C’est que, derrière le territorial angélique se profile le commercial cornu. Voyons la bien, la charpente du paradoxe que la CMM dicte ouvertement au bled nordiste construisant des condos. Si tu fais monter les frais domiciliaires, bravo, tu densifies. Si tu les maitiens bas, haro, tu étales! Les montréalistes disent à la ceinture nord qu’elle est un facteur d’étalement et lui impose de cerner ses limites et de se densifier. En se densifiant, la ceinture construit des gros manoirs roses aussi nombreux, aussi ruineux, inabordables et affreux qu’en sa périphérie mais, de surcroît, elle détruit sciemment du patrimoine écolo-ethnographique dans le processus et en paie les frais (refilés ensuite aux citadins). Les montréalistes mondains, avec leur sens chronique de l’écologie ajustable, se fichent bien de cela. Le but fondamental de l’administration montréalaise est de freiner la fuite vers les banlieues, pour forcer les familles à se ruiner dans des logements insulaires archi-coûteux ou exigus (à partir de deux enfants, vivre sur Montréal, soyez Crésus ou faites une croix dessus – c’est principalement des trois pièces pour yuppies sans enfants ou, plus grand, ça coûte un million). La densification que Montréal n’arrive pas à assurer adéquatement chez elle, elle l’impose aux autres pour que le cheptel (et le cheptel ici, c’est nous) refoule et cesse de fuir en direction du logement plus abordable des ceintures. Plus on y regarde avec l’attention requise et plus on constate que ce n’est pas de l’organisation urbaine qu’on exige mais bien des parts du marché immobilier domiciliaire qu’on s’arrache. Densifier dans les Basses-Laurentides, c’est obligatoirement détruire un cottage unifamilial de 1929 et le remplacer, plus à l’étroit sur son lopin, par un condominium à quatre familles où chaque famille paie plus que ne payerait l‘acheteur du cottage déglingué initial, avant de le rénover à son rythme.
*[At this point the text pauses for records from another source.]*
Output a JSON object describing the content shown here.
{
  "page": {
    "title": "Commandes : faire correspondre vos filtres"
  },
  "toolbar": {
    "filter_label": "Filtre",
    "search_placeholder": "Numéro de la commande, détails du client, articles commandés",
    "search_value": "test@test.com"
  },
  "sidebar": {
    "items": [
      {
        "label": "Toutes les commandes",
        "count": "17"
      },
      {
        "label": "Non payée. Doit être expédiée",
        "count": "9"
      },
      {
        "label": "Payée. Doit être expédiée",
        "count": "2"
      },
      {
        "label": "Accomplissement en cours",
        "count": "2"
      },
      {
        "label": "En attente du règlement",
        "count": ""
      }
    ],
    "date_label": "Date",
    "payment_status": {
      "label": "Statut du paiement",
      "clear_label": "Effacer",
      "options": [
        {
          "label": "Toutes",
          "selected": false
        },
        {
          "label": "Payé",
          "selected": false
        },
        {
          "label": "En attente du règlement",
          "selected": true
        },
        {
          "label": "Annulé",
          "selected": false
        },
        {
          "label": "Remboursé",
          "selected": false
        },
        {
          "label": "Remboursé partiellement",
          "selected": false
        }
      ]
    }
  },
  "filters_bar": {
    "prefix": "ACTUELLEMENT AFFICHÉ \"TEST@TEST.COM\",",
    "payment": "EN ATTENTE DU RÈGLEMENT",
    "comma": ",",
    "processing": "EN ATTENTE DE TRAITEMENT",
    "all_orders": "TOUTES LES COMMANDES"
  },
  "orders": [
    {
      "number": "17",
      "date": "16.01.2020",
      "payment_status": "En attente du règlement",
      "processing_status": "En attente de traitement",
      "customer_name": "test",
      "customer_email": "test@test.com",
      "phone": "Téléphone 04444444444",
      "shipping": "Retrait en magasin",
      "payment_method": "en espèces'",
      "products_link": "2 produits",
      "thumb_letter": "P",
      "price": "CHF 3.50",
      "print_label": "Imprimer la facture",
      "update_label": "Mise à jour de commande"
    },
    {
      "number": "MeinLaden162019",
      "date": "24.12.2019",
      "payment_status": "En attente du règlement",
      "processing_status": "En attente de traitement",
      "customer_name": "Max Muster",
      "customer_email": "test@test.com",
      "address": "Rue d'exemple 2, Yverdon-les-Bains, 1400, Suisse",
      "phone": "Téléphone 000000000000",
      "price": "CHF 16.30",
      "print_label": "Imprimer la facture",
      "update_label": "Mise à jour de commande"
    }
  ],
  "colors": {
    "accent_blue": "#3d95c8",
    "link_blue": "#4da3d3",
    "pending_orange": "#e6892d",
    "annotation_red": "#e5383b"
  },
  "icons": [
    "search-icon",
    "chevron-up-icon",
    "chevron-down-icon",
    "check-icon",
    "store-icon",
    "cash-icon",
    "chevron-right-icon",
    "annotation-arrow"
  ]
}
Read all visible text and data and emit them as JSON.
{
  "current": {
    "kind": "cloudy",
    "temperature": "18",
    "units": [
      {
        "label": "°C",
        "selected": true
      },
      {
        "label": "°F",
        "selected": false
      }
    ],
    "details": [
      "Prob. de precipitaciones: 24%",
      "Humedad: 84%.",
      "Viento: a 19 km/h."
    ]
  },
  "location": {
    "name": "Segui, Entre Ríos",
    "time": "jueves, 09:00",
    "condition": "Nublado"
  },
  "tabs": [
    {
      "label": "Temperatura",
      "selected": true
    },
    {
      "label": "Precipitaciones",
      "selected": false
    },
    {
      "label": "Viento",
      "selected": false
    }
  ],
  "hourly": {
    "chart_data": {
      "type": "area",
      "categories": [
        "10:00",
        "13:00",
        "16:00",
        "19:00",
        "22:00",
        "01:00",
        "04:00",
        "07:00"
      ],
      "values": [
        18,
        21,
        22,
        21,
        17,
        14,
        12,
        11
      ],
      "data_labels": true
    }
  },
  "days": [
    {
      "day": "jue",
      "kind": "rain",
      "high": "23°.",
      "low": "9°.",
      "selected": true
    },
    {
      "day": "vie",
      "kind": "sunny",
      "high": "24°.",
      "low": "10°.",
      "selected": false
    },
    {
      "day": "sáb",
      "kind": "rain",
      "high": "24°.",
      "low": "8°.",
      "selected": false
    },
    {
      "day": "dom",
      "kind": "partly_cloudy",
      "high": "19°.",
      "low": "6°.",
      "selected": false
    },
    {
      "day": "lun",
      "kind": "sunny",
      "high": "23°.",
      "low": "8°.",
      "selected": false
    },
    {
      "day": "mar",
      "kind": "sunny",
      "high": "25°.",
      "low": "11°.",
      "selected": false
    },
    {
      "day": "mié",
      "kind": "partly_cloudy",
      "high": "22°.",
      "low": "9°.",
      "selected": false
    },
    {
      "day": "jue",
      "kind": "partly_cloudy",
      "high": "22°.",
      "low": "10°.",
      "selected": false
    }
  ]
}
Il faut obligatoirement démolir des résidences encore habitables pour densifier, quand on le fait dans la ceinture nord, parce que ce sont des anciens espaces villageois qui sont investis ici, pas des parcs de stationnements défoncés, des bretelles abandonnées, des terrains vagues d’usines démolies ou des centre commerciaux en faillite. C’est pour ça que c’est surtout dans la ceinture nord qu’on crie contre le Plan métropolitain d’aménagement et de développement (PMAD)…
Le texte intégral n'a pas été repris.